Mozilla Thunderbird

Keith Irwin keith at keithirwin.com
Sun Jan 2 09:13:57 UTC 2005


On Sun, 2005-01-02 at 08:47 +0000, Sean Miller wrote:

> The fact that Ximian Evolution is now called "Novell Evolution" and is 

When I hit the "about" menu item, I see "Evolution 2.1.2, Groupware
Suite, (c) 1999-2004 Novel, Inc, and Others. Except for the groupware
account type, I don't think the word "novel" appears elsewhere in the
actual product.  Just marketing trumpets?

> now being promoted as an integral part of the "Novell Linux Desktop" 
> which is far from GPL, would worry me if I were Ubuntu...

Evolution is part of Gnome both of which are GPL.  The GPL has nothing
to do with any marketing claims Novell might make and in fact, protects
code from being taken by Novell and made proprietary.

These are the freedoms:

        The freedom to run the program, for any purpose. 
        
        The freedom to study how the program works, and adapt it to your
        needs. 

        The freedom to redistribute copies.
        
        The freedom to improve the program, and release your
        improvements to the public, so that the whole community
        benefits. 
        
Nothing about price or marketing claims.  Novel can charge $1000 a pop
for a gold-plated disk with gold-leaf documentation.  It's still GPL,
and we still have those freedoms.

(I'm not sure about being able to fork a GPL product and take it
proprietary. I think it's illegal.)

> How long until, having tied Evolution in more closely with their desktop 
> products, Novell decide to charge for it.

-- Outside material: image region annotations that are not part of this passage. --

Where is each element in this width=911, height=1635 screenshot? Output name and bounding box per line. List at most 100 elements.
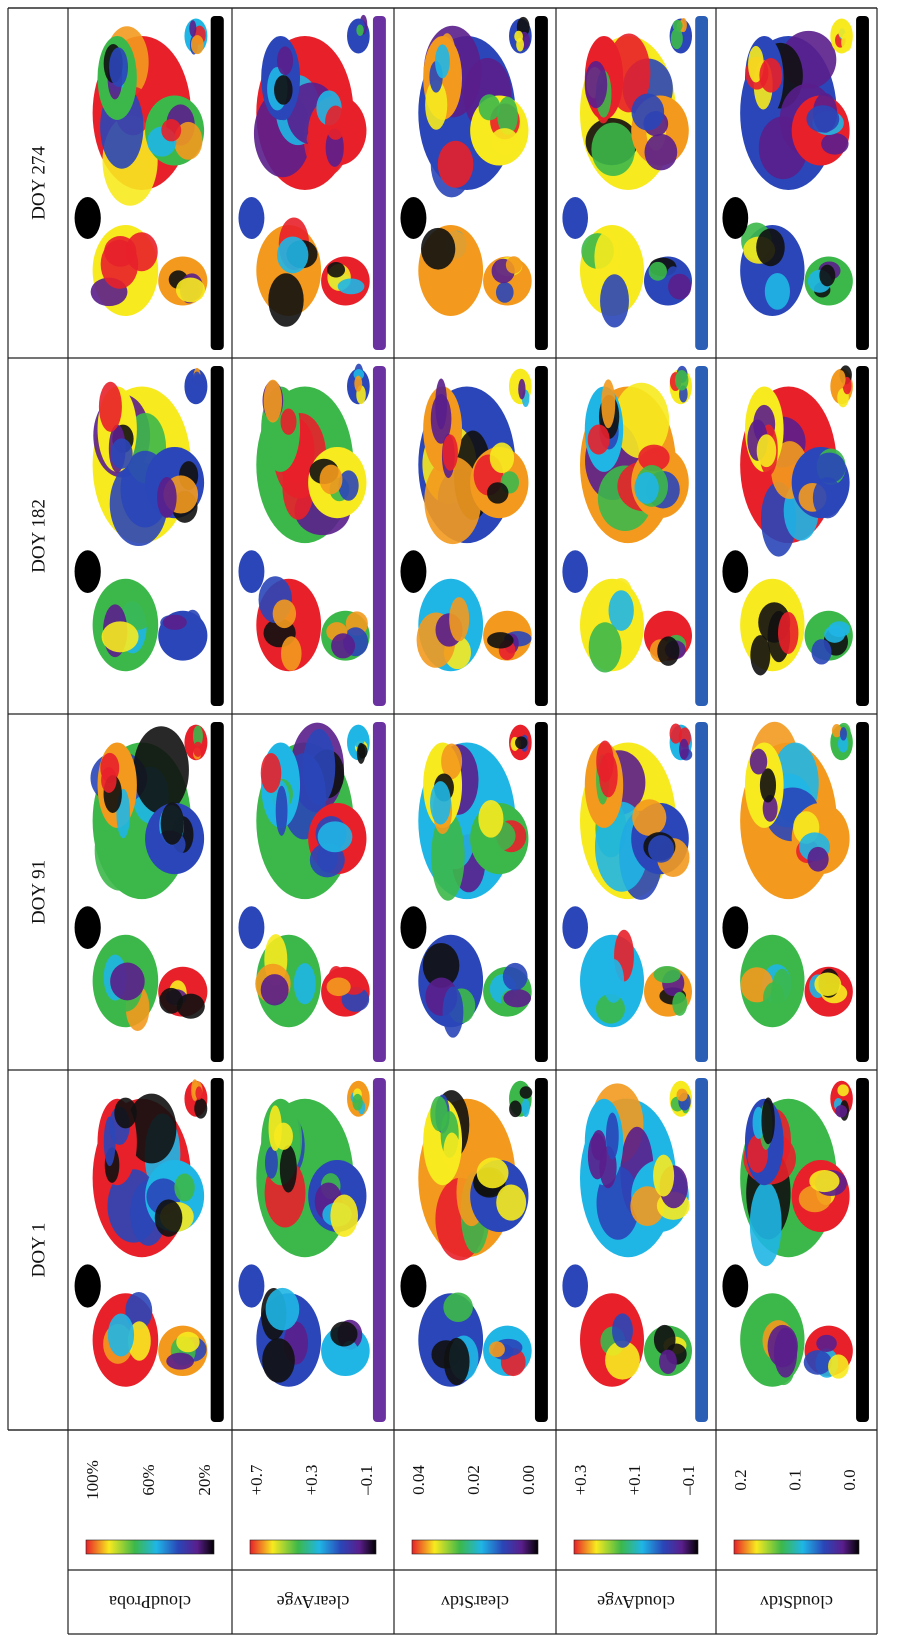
land-patch — [819, 265, 835, 287]
ocean-band — [856, 366, 869, 706]
land-patch — [645, 134, 678, 170]
land-patch — [668, 274, 691, 300]
ocean-band — [211, 366, 224, 706]
land-patch — [601, 379, 615, 428]
land-patch — [478, 800, 503, 838]
land-patch — [634, 472, 658, 504]
land-patch — [357, 743, 365, 764]
land-patch — [157, 477, 177, 518]
land-patch — [518, 379, 525, 400]
land-patch — [176, 1332, 199, 1352]
land-patch — [671, 28, 683, 49]
land-patch — [631, 93, 664, 130]
land-patch — [515, 736, 527, 749]
colorbar-tick-label: +0.7 — [247, 1464, 266, 1495]
colorbar-tick-label: +0.1 — [625, 1465, 644, 1496]
colorbar-tick-label: –0.1 — [357, 1465, 376, 1496]
land-patch — [108, 1314, 134, 1357]
land-patch — [487, 482, 509, 503]
greenland — [238, 197, 264, 239]
ocean-band — [856, 1078, 869, 1422]
land-patch — [273, 599, 296, 628]
land-patch — [265, 1147, 278, 1179]
land-patch — [320, 465, 343, 495]
land-patch — [280, 1145, 297, 1192]
land-patch — [599, 753, 618, 798]
land-patch — [520, 1086, 533, 1098]
colorbar-tick-label: 0.2 — [731, 1469, 750, 1490]
ocean-band — [373, 366, 386, 706]
land-patch — [837, 1084, 848, 1096]
ocean-band — [373, 1078, 386, 1422]
land-patch — [352, 1094, 362, 1111]
land-patch — [835, 1105, 847, 1117]
ocean-band — [211, 16, 224, 350]
figure: DOY 1DOY 91DOY 182DOY 274100%60%20%cloud… — [0, 0, 911, 1635]
greenland — [400, 550, 426, 593]
land-patch — [816, 1335, 837, 1352]
column-header: DOY 274 — [28, 146, 49, 220]
greenland — [722, 906, 748, 949]
land-patch — [269, 1105, 282, 1151]
land-patch — [174, 1174, 194, 1202]
ocean-band — [535, 722, 548, 1062]
land-patch — [840, 727, 847, 740]
land-patch — [166, 1353, 194, 1370]
column-header: DOY 91 — [28, 860, 49, 924]
land-patch — [261, 753, 282, 793]
land-patch — [262, 1338, 295, 1382]
row-label: clearStdv — [441, 1592, 509, 1612]
land-patch — [809, 1170, 839, 1192]
land-patch — [338, 279, 365, 295]
land-patch — [274, 75, 293, 105]
greenland — [400, 1264, 426, 1307]
ocean-band — [535, 366, 548, 706]
greenland — [75, 906, 101, 949]
ocean-band — [695, 16, 708, 350]
ocean-band — [211, 1078, 224, 1422]
land-patch — [447, 268, 470, 301]
land-patch — [104, 1117, 116, 1167]
land-patch — [327, 978, 351, 997]
land-patch — [111, 438, 133, 469]
land-patch — [435, 378, 447, 429]
colorbar — [86, 1540, 214, 1554]
land-patch — [325, 106, 346, 140]
land-patch — [266, 1288, 300, 1331]
land-patch — [159, 988, 183, 1014]
land-patch — [774, 1328, 797, 1378]
land-patch — [672, 992, 687, 1016]
land-patch — [193, 742, 203, 757]
land-patch — [756, 229, 785, 267]
row-label: clearAvge — [277, 1592, 350, 1612]
land-patch — [509, 1100, 522, 1117]
colorbar-tick-label: 100% — [83, 1460, 102, 1500]
ocean-band — [695, 366, 708, 706]
land-patch — [654, 1325, 676, 1355]
land-patch — [280, 408, 296, 434]
greenland — [562, 550, 588, 593]
land-patch — [603, 959, 624, 1003]
ocean-band — [535, 16, 548, 350]
land-patch — [589, 622, 622, 672]
land-patch — [821, 133, 848, 155]
land-patch — [101, 767, 117, 793]
land-patch — [612, 1313, 633, 1347]
land-patch — [765, 273, 790, 310]
land-patch — [110, 963, 145, 1001]
greenland — [238, 550, 264, 593]
land-patch — [659, 1350, 677, 1374]
land-patch — [194, 1098, 207, 1118]
land-patch — [479, 94, 501, 120]
land-patch — [443, 1133, 460, 1172]
greenland — [722, 197, 748, 239]
land-patch — [331, 633, 355, 658]
land-patch — [176, 278, 205, 303]
land-patch — [600, 274, 629, 327]
colorbar-tick-label: 0.04 — [409, 1465, 428, 1495]
land-patch — [506, 256, 522, 273]
land-patch — [649, 262, 667, 281]
greenland — [562, 1264, 588, 1307]
greenland — [562, 906, 588, 949]
land-patch — [281, 636, 302, 671]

In fact, Novell open-sourced the exchange connector which had previously
been proprietary, a small money generator for Ximian.  Since then,
they've created the Groupwise plug-in for integration with their own
suite of projects, and I believe that plugin is also GPL.

I don't think Novell has anything to gain using Microsoft tactics and
everything to lose.  As the concerns expressed by the people on this
thread amply illustrate, one of the biggest marketing advantages of
Linux is that it doesn't allow for the kind of strong-arm, bundling,
integration tactics Microsoft has (hopefully had) been able to use.

> In contrast Thunderbird, and the Mozilla Project, is still firmly 
> committed to GPL.

I think these products are great.  I use them.  But the Gnome folks are
striving in every way possible (and experimenting, making mistakes,
retrenching, trying again, learning from the Apple wizards, etc) to make
using Gnome easier and easier, to lowering the barrier of entry for
potential customers for and users of a Linux desktop.